The Physics of Aristotle versus
The Physics of Galileo

Aristotle taught that the substances making up the Earth were different from the substance making up the heavens. He also taught that dynamics (the branch of physics that deals with motion) was primarily determined by the nature of the substance that was moving.

The Dynamics of Aristotle

For example, stripped to its essentials, Aristotle believed that a stone fell to the ground because the stone and the ground were similar in substance (in terms of the 4 basic elements, they were mostly "earth"). Likewise, smoke rose away from the Earth because in terms of the 4 basic elements it was primarily air (and some fire), and therefore the smoke wished to be closer to air and further away from earth and water. By the same token, Aristotle held that the more perfect substance (the "quintessence") that made up the heavens had as its nature to execute perfect (that is, uniform circular) motion. He also believed that objects only moved as long as they were pushed. Thus, objects on the Earth stopped moving once applied forces were removed, and the heavenly spheres only moved because of the action of the Prime Mover, who continually applied the force to the outer spheres that turned the entire heavens. (A notorious problem for the Aristotelian view was why arrows shot from a bow continued to fly through the air after they had left the bow and the string was no longer applying force to them. Elaborate explanations were hatched; for example, it was proposed that the arrow creating a vacuum behind it into which air rushed and applied a force to the back of the arrow!)

Galileo vs. Aristotle

Thus, Aristotle believed that the laws governing the motion of the heavens were a different set of laws than those that governed motion on the earth. As we have seen, Galileo's concept of inertia was quite contrary to Aristotle's ideas of motion: in Galileo's dynamics the arrow (with very small frictional forces) continued to fly through the air because of the law of inertia, while a block of wood on a table stopped sliding once the applied force was removed because of frictional forces that Aristotle had failed to analyze correctly.

In addition, Galileo's extensive telescopic observations of the heavens made it more and more plausible that they were not made from a perfect, unchanging substance.

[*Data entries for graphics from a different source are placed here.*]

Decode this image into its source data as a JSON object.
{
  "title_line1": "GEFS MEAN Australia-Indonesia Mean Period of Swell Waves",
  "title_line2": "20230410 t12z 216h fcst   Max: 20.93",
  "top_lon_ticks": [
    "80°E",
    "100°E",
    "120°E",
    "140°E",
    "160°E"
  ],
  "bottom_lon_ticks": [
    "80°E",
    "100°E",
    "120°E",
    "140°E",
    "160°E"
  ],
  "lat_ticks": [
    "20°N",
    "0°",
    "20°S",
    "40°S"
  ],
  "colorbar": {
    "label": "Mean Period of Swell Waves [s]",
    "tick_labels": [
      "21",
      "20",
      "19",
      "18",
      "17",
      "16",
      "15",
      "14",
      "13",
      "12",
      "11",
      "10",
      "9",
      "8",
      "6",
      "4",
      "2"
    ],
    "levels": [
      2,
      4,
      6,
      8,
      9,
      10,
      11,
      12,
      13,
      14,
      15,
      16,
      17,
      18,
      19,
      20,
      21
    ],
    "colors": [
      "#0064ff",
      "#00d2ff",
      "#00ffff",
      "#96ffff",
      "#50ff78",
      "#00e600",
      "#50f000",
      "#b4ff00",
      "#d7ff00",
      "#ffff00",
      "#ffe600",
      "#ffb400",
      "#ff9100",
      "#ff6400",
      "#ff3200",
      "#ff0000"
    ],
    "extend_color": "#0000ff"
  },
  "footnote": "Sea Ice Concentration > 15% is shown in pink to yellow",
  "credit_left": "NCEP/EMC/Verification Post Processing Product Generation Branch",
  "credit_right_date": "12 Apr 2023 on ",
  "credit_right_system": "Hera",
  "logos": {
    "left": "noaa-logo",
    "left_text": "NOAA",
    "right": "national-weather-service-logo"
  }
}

In particular, Galileo's observational confirmation of the Copernican hypothesis suggested that the Earth was just another planet, so maybe it was made from the same material as the other planets.

Thus, the groundwork was laid by Galileo (and to a lesser extent by others like Kepler and Copernicus) to overthrow the physics of Aristotle, in addition to his astronomy. It fell to Isaac Newton to bring these threads together and to demonstrate that the laws that governed the heavens were the same laws that governed motion on the surface of the Earth.